Catalan Culture: Calçotada
Quando i miei colleghi mi hanno invitato ad un pranzo speciale a base di un cibo tradizionale chiamato calçots, e perciò noto come calçotada, ho accettato con entusiasmo, dato che sono normalmente felice di assaggiare nuovi piatti, soprattutto quando sono tipici del luogo. Ben poco potevo sapere del fatto che il pranzo si sarebbe trasformato in una esperienza culinaria davvero indimenticabile, dato che ho dovuto superare una sorta di iniziazione per essere infine ammesso alla cerchia di persone che hanno provato questa tradizione catalana.
Prima di tutto, meglio spiegare cosa sono i calçots. In realtà, non sono né più né meno di un mazzo di apparentemente inoffensivi cipollotti, che sono coltivati in abbondanza e con successo in quest'angolo di Catalogna. Ma cosa può rendere queste verdure un'ardua sfida per i principianti? Presto detto. I calçots non si mangiano normalmente né crudi né bolliti, quanto piuttosto in versione grigliata. E fin qui niente di male, potreste pensare, un sacco di verdure si mangiano alla griglia! Il problema è che i calçots, o almeno il loro involucro esteriore, sono non solo grigliati ma quasi carbonizzati al momento di essere serviti.
La sfida per i commensali, dunque, è quella di estrarre la parte interna, che ovviamente è l'unica commestibile. Per fare questo è necessario tenere stretta un'estremità della parte bruciata del calçot, sbucciandola lentamente e con attenzione finché non appare la polpa interna. Ammesso che si sia compiuta con successo questa difficile operazione, si procede dunque ad intingere il calçot in una salsa deliziosa chiamata romesco, per poi finalmente mangiarlo. Naturalmente, tutte queste operazioni sono da compiere con le mani nude, che diventeranno ben presto sporche e di colore nero. Inutile dire che, per di più, a causa della forma dei calçots e della maniera particolare con cui vengono mangiati i riferimenti e le battute a sfondo sessuale si sprecano, dando origine a risate in grande quantità.

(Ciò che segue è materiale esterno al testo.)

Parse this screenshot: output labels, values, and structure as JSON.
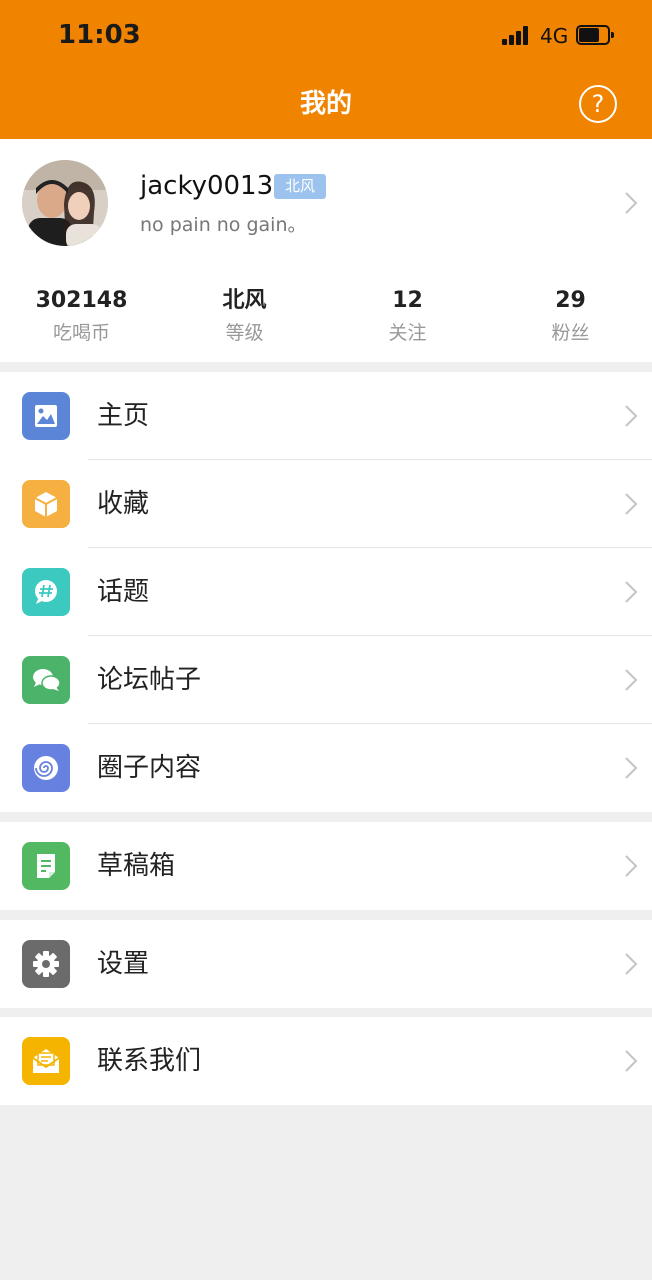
{
  "status_bar": {
    "time": "11:03",
    "network": "4G"
  },
  "header": {
    "title": "我的",
    "help_icon": "question-circle-icon"
  },
  "profile": {
    "username": "jacky0013",
    "level_badge": "北风",
    "motto": "no pain no gain。",
    "stats": [
      {
        "value": "302148",
        "label": "吃喝币"
      },
      {
        "value": "北风",
        "label": "等级"
      },
      {
        "value": "12",
        "label": "关注"
      },
      {
        "value": "29",
        "label": "粉丝"
      }
    ]
  },
  "menu": {
    "home": {
      "label": "主页",
      "icon": "picture-icon",
      "color": "#5b86d8"
    },
    "favorites": {
      "label": "收藏",
      "icon": "box-icon",
      "color": "#f5b041"
    },
    "topics": {
      "label": "话题",
      "icon": "hashtag-bubble-icon",
      "color": "#3cc9c0"
    },
    "forum_posts": {
      "label": "论坛帖子",
      "icon": "chat-bubbles-icon",
      "color": "#4cb36a"
    },
    "circle_content": {
      "label": "圈子内容",
      "icon": "spiral-icon",
      "color": "#6781e0"
    },
    "drafts": {
      "label": "草稿箱",
      "icon": "document-icon",
      "color": "#52b962"
    },
    "settings": {
      "label": "设置",
      "icon": "gear-icon",
      "color": "#6b6b6b"
    },
    "contact": {
      "label": "联系我们",
      "icon": "envelope-icon",
      "color": "#f5b400"
    }
  },
  "theme": {
    "header_bg": "#f08300",
    "badge_bg": "#9cc2ee",
    "page_bg": "#efefef"
  }
}
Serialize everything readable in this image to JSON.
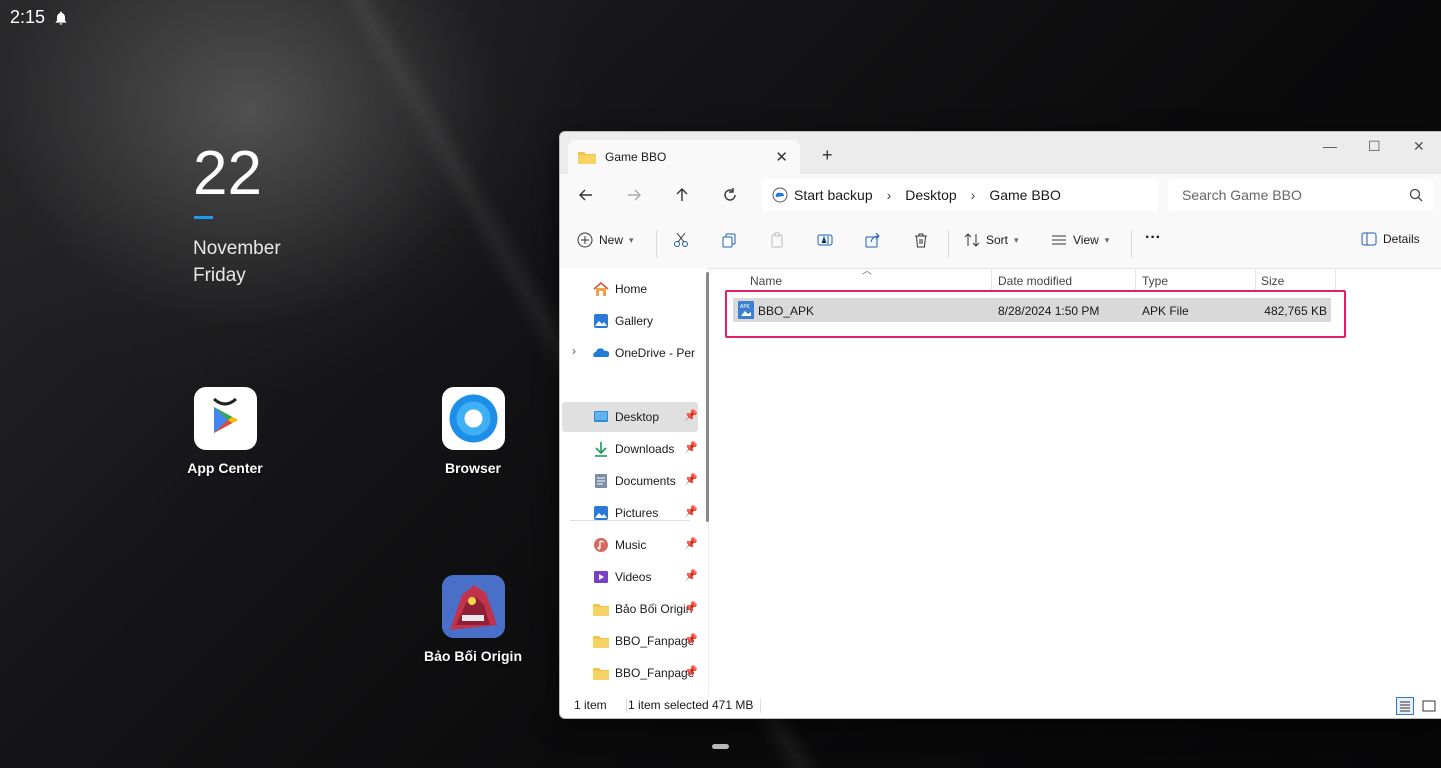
{
  "status": {
    "time": "2:15"
  },
  "clock": {
    "day": "22",
    "month": "November",
    "weekday": "Friday"
  },
  "desktop_apps": [
    {
      "label": "App Center"
    },
    {
      "label": "Browser"
    },
    {
      "label": "Bảo Bối Origin"
    }
  ],
  "explorer": {
    "tab_title": "Game BBO",
    "breadcrumb": [
      "Start backup",
      "Desktop",
      "Game BBO"
    ],
    "search_placeholder": "Search Game BBO",
    "toolbar": {
      "new": "New",
      "sort": "Sort",
      "view": "View",
      "more": "···",
      "details": "Details"
    },
    "sidebar": [
      {
        "label": "Home",
        "icon": "home-icon"
      },
      {
        "label": "Gallery",
        "icon": "gallery-icon"
      },
      {
        "label": "OneDrive - Personal",
        "icon": "onedrive-icon"
      },
      {
        "label": "Desktop",
        "icon": "desktop-icon",
        "pinned": true,
        "selected": true
      },
      {
        "label": "Downloads",
        "icon": "download-icon",
        "pinned": true
      },
      {
        "label": "Documents",
        "icon": "documents-icon",
        "pinned": true
      },
      {
        "label": "Pictures",
        "icon": "pictures-icon",
        "pinned": true
      },
      {
        "label": "Music",
        "icon": "music-icon",
        "pinned": true
      },
      {
        "label": "Videos",
        "icon": "videos-icon",
        "pinned": true
      },
      {
        "label": "Bảo Bối Origin",
        "icon": "folder-icon",
        "pinned": true
      },
      {
        "label": "BBO_Fanpage",
        "icon": "folder-icon",
        "pinned": true
      },
      {
        "label": "BBO_Fanpage",
        "icon": "folder-icon",
        "pinned": true
      }
    ],
    "columns": [
      "Name",
      "Date modified",
      "Type",
      "Size"
    ],
    "files": [
      {
        "name": "BBO_APK",
        "date": "8/28/2024 1:50 PM",
        "type": "APK File",
        "size": "482,765 KB"
      }
    ],
    "statusbar": {
      "count": "1 item",
      "selected": "1 item selected",
      "size": "471 MB"
    }
  },
  "colors": {
    "accent": "#1e9bf0",
    "highlight": "#e2206a"
  }
}
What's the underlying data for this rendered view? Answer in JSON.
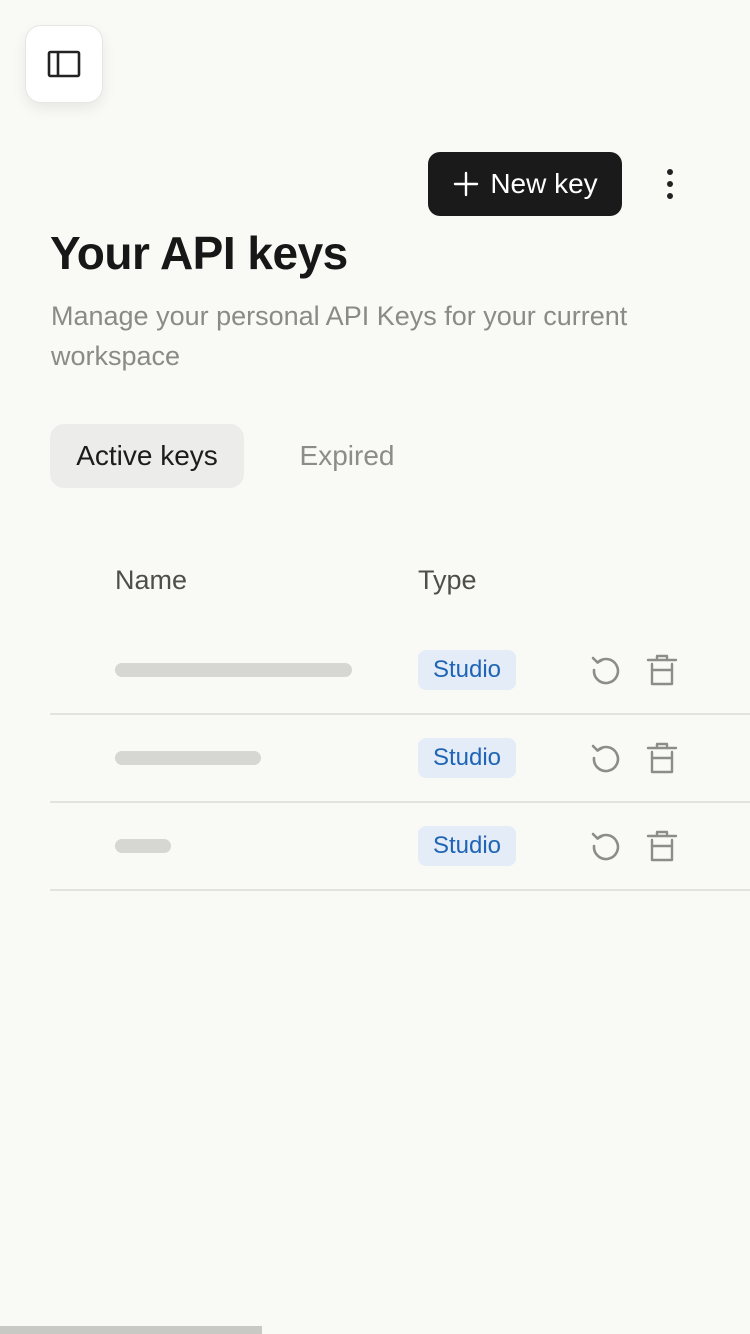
{
  "header": {
    "new_key_label": "New key"
  },
  "page": {
    "title": "Your API keys",
    "subtitle": "Manage your personal API Keys for your current workspace"
  },
  "tabs": [
    {
      "label": "Active keys",
      "active": true
    },
    {
      "label": "Expired",
      "active": false
    }
  ],
  "table": {
    "columns": [
      "Name",
      "Type"
    ],
    "rows": [
      {
        "type": "Studio"
      },
      {
        "type": "Studio"
      },
      {
        "type": "Studio"
      }
    ]
  },
  "icons": {
    "sidebar_toggle": "sidebar-panel-icon",
    "new_key": "plus-icon",
    "more": "vertical-ellipsis-icon",
    "rotate": "rotate-ccw-icon",
    "delete": "trash-icon"
  },
  "colors": {
    "background": "#f9f9f6",
    "primary_button": "#1a1a1a",
    "badge_bg": "#e4ecf7",
    "badge_text": "#1f64b5"
  }
}
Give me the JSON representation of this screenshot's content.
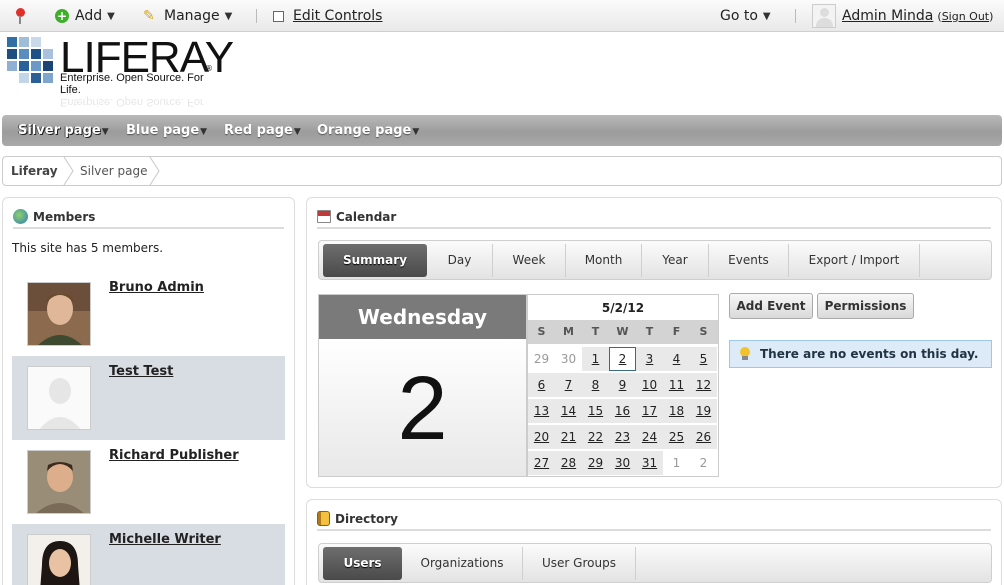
{
  "dockbar": {
    "add_label": "Add",
    "manage_label": "Manage",
    "edit_controls_label": "Edit Controls",
    "goto_label": "Go to",
    "user_name": "Admin Minda",
    "sign_out_open": "(",
    "sign_out_label": "Sign Out",
    "sign_out_close": ")"
  },
  "header": {
    "logo_word": "LIFERAY",
    "logo_tagline": "Enterprise. Open Source. For Life.",
    "logo_registered": "®"
  },
  "nav": {
    "items": [
      {
        "label": "Silver page",
        "selected": true
      },
      {
        "label": "Blue page",
        "selected": false
      },
      {
        "label": "Red page",
        "selected": false
      },
      {
        "label": "Orange page",
        "selected": false
      }
    ]
  },
  "breadcrumb": {
    "items": [
      "Liferay",
      "Silver page"
    ]
  },
  "members": {
    "title": "Members",
    "count_text": "This site has 5 members.",
    "list": [
      {
        "name": "Bruno Admin"
      },
      {
        "name": "Test Test"
      },
      {
        "name": "Richard Publisher"
      },
      {
        "name": "Michelle Writer"
      }
    ]
  },
  "calendar": {
    "title": "Calendar",
    "tabs": [
      "Summary",
      "Day",
      "Week",
      "Month",
      "Year",
      "Events",
      "Export / Import"
    ],
    "active_tab": "Summary",
    "weekday": "Wednesday",
    "day_number": "2",
    "mini_title": "5/2/12",
    "dow": [
      "S",
      "M",
      "T",
      "W",
      "T",
      "F",
      "S"
    ],
    "weeks": [
      [
        "29",
        "30",
        "1",
        "2",
        "3",
        "4",
        "5"
      ],
      [
        "6",
        "7",
        "8",
        "9",
        "10",
        "11",
        "12"
      ],
      [
        "13",
        "14",
        "15",
        "16",
        "17",
        "18",
        "19"
      ],
      [
        "20",
        "21",
        "22",
        "23",
        "24",
        "25",
        "26"
      ],
      [
        "27",
        "28",
        "29",
        "30",
        "31",
        "1",
        "2"
      ]
    ],
    "today": "2",
    "add_event_label": "Add Event",
    "permissions_label": "Permissions",
    "no_events_text": "There are no events on this day."
  },
  "directory": {
    "title": "Directory",
    "tabs": [
      "Users",
      "Organizations",
      "User Groups"
    ],
    "active_tab": "Users"
  },
  "colors": {
    "nav_bar": "#a8a8a8",
    "active_tab": "#555555",
    "info_box": "#dcebf7",
    "member_row_shade": "#d8dce3"
  }
}
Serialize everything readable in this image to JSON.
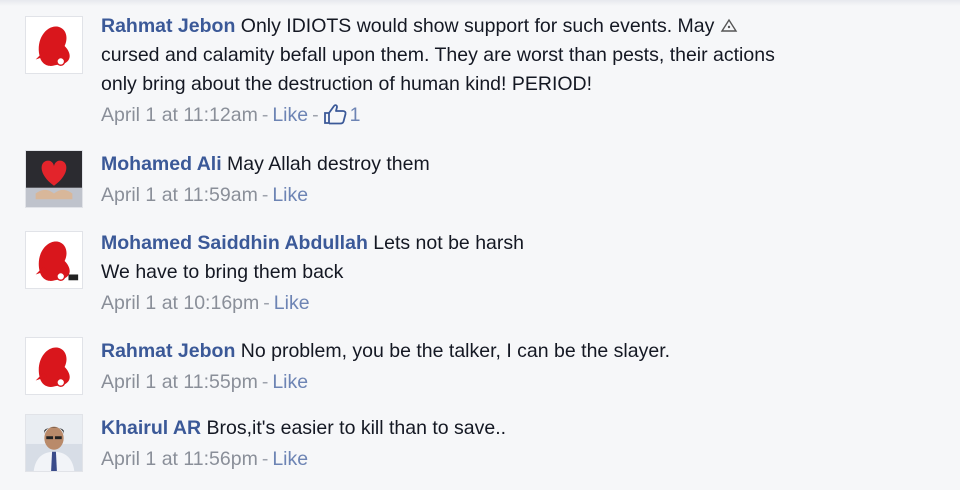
{
  "comments": [
    {
      "author": "Rahmat Jebon",
      "text": "Only IDIOTS would show support for such events. May",
      "text_lines": [
        "cursed and calamity befall upon them. They are worst than pests, their actions",
        "only bring about the destruction of human kind! PERIOD!"
      ],
      "timestamp": "April 1 at 11:12am",
      "like_label": "Like",
      "like_count": "1",
      "avatar_icon": "red-silhouette-icon"
    },
    {
      "author": "Mohamed Ali",
      "text": "May Allah destroy them",
      "timestamp": "April 1 at 11:59am",
      "like_label": "Like",
      "avatar_icon": "heart-hands-icon"
    },
    {
      "author": "Mohamed Saiddhin Abdullah",
      "text": "Lets not be harsh",
      "text_lines": [
        "We have to bring them back"
      ],
      "timestamp": "April 1 at 10:16pm",
      "like_label": "Like",
      "avatar_icon": "red-silhouette-icon"
    },
    {
      "author": "Rahmat Jebon",
      "text": "No problem, you be the talker, I can be the slayer.",
      "timestamp": "April 1 at 11:55pm",
      "like_label": "Like",
      "avatar_icon": "red-silhouette-icon"
    },
    {
      "author": "Khairul AR",
      "text": "Bros,it's easier to kill than to save..",
      "timestamp": "April 1 at 11:56pm",
      "like_label": "Like",
      "avatar_icon": "person-photo-icon"
    }
  ],
  "colors": {
    "author": "#3b5998",
    "meta": "#8a8f99",
    "like": "#6d84b4",
    "background": "#f6f7f9"
  }
}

Ad ogni modo, dopo aver faticato un po' al principio, ho gradualmente preso le misure ai calçots, riuscendo infine ad affrontarli (quasi) agevolmente.
Tuttavia, come ho scoperto di lì a poco, la mia iniziazione non era ancora completa: all'arrivo del dolce, le normali bottiglie di vino che erano state un piacevole complemento per il pranzo sono state rimpiazzate da una strana sorta di ampolla contenente cava. Stavo per versarmene un po' nel bicchiere vuoto quando il collega più vicino mi ha bloccato prontamente, togliendomi il bicchiere e scoppiando nell'ennesima risata del pomeriggio. Naturalmente, non c'era bisogno di alcun bicchiere dato che, come mi ha spiegato, la tradizione voleva che si bevesse direttamente dalla ----- . Inutile dire che era severamente vietato toccare il beccuccio con le labbra, per cui era abitudine versarsi il vino direttamente in bocca, tenendo l'ampolla ad una certa distanza. Per quanto assai preoccupato di rovesciare il vino (o di soffocarmi), sono infine riuscito a sorseggiare un po'di cava, portando finalmente a termine i rituali per essere accettato in questa sorta di confraternita culinaria catalana. La crema catalana che ha concluso in bellezza il pasto non aveva (per fortuna) in serbo nessuna sorpresa, ma era davvero deliziosa ed ha contribuito, insieme all'atmosfera unica che regnava, a rendere ancor più memorabile la mia prima esperienza con i calçots.